A measurement of the waist circumference at the waist is considered to be easier and faster way to make an initial risk assessment. An increased risk is, according to ATP III before for women over 88 cm. In men, the risk area of 102 cm begins. In Germany, about 30-40 % exceed this risk threshold. By the reduction of the abdominal girth, for example by sport, the risk of cardiovascular disease can be greatly reduced.

Importance of symptoms

Insulin resistance, obesity, hypertension and dyslipidemia also occur independently of each other and each represents for increased risk for the later occurrence of coronary heart disease and atherosclerosis

Therapy

After diagnosis a change of lifestyle should be performed. The aim is to reduce the body weight or waist circumference, reduce blood fat and postpone the possible occurrence of diabetes mellitus as far as possible. Recommended this, especially regular physical activity ( eg 30 minutes per day, at least three times a week, but at least daily noticeable increase in activity).

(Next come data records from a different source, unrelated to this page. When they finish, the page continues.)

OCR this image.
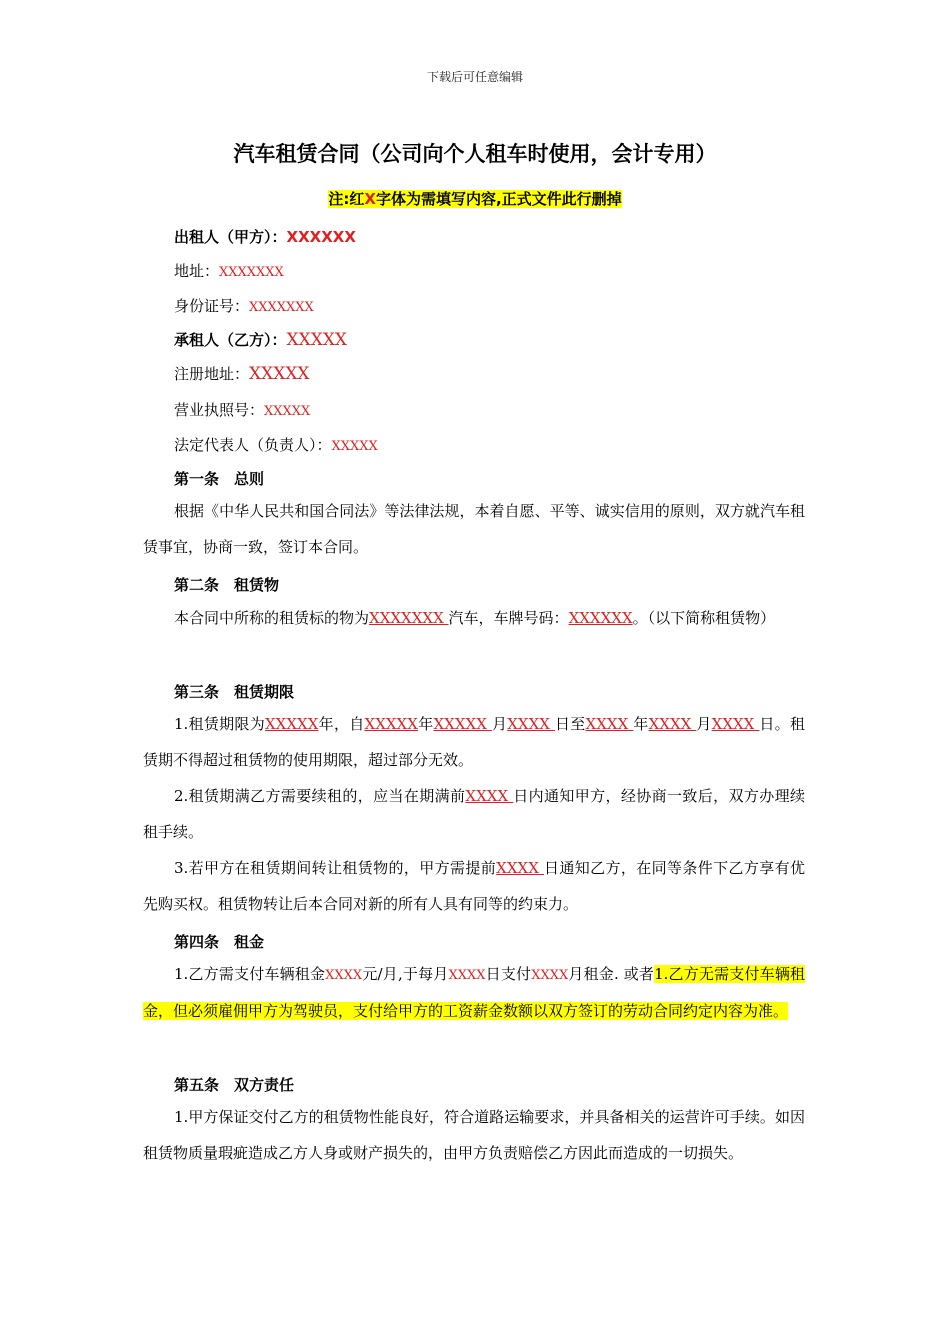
下载后可任意编辑
汽车租赁合同（公司向个人租车时使用，会计专用）
注:红X字体为需填写内容,正式文件此行删掉
出租人（甲方）：XXXXXX
地址：XXXXXXX
身份证号：XXXXXXX
承租人（乙方）：XXXXX
注册地址：XXXXX
营业执照号：XXXXX
法定代表人（负责人）：XXXXX
第一条　总则
根据《中华人民共和国合同法》等法律法规，本着自愿、平等、诚实信用的原则，双方就汽车租赁事宜，协商一致，签订本合同。
第二条　租赁物
本合同中所称的租赁标的物为XXXXXXX 汽车，车牌号码：XXXXXX。（以下简称租赁物）
第三条　租赁期限
1.租赁期限为XXXXX年，自XXXXX年XXXXX 月XXXX 日至XXXX 年XXXX 月XXXX 日。租赁期不得超过租赁物的使用期限，超过部分无效。
2.租赁期满乙方需要续租的，应当在期满前XXXX 日内通知甲方，经协商一致后，双方办理续租手续。
3.若甲方在租赁期间转让租赁物的，甲方需提前XXXX 日通知乙方，在同等条件下乙方享有优先购买权。租赁物转让后本合同对新的所有人具有同等的约束力。
第四条　租金
1.乙方需支付车辆租金XXXX元/月,于每月XXXX日支付XXXX月租金. 或者1.乙方无需支付车辆租金，但必须雇佣甲方为驾驶员，支付给甲方的工资薪金数额以双方签订的劳动合同约定内容为准。
第五条　双方责任
1.甲方保证交付乙方的租赁物性能良好，符合道路运输要求，并具备相关的运营许可手续。如因租赁物质量瑕疵造成乙方人身或财产损失的，由甲方负责赔偿乙方因此而造成的一切损失。
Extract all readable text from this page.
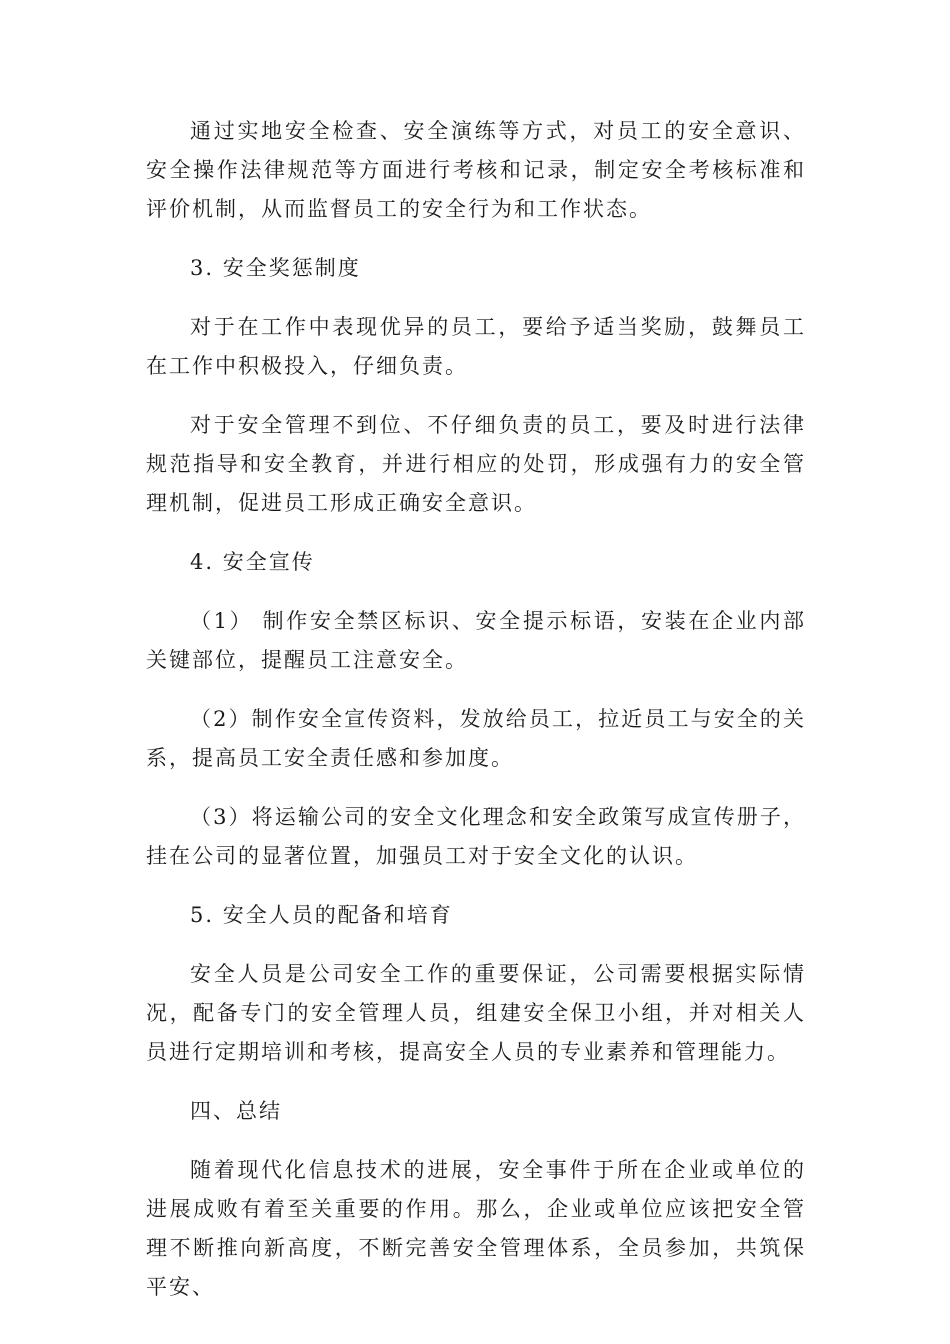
通过实地安全检查、安全演练等方式，对员工的安全意识、安全操作法律规范等方面进行考核和记录，制定安全考核标准和评价机制，从而监督员工的安全行为和工作状态。

3. 安全奖惩制度

对于在工作中表现优异的员工，要给予适当奖励，鼓舞员工在工作中积极投入，仔细负责。

对于安全管理不到位、不仔细负责的员工，要及时进行法律规范指导和安全教育，并进行相应的处罚，形成强有力的安全管理机制，促进员工形成正确安全意识。

4. 安全宣传

（1） 制作安全禁区标识、安全提示标语，安装在企业内部关键部位，提醒员工注意安全。

（2）制作安全宣传资料，发放给员工，拉近员工与安全的关系，提高员工安全责任感和参加度。

（3）将运输公司的安全文化理念和安全政策写成宣传册子，挂在公司的显著位置，加强员工对于安全文化的认识。

5. 安全人员的配备和培育

安全人员是公司安全工作的重要保证，公司需要根据实际情况，配备专门的安全管理人员，组建安全保卫小组，并对相关人员进行定期培训和考核，提高安全人员的专业素养和管理能力。

四、总结

随着现代化信息技术的进展，安全事件于所在企业或单位的进展成败有着至关重要的作用。那么，企业或单位应该把安全管理不断推向新高度，不断完善安全管理体系，全员参加，共筑保平安、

To normalize the body weight on the diet, there are several recommendations: DGE recommends slowly digestible carbohydrates as largest nutritional ingredient and a reduction in the levels of fat (carbohydrates 50 to 60 % of the total diet / fat: 20-25 % / protein = rest about 15 to 20 % ). However, there are also studies that look at a greater effectiveness in symptom improvement of the metabolic syndrome with the reduction of carbohydrate moieties in the diet.

If a diabetes mellitus before, he should be treated medically with insufficient effect of diet and exercise therapy. The same applies to the setting of hypertension.

An increase in the vitamin D levels could possibly be helpful. A meta-analysis of 100,000 patients showed that the metabolic syndrome is only half as often as in participants occurred in subjects with high vitamin D levels with low levels of vitamin D in the blood.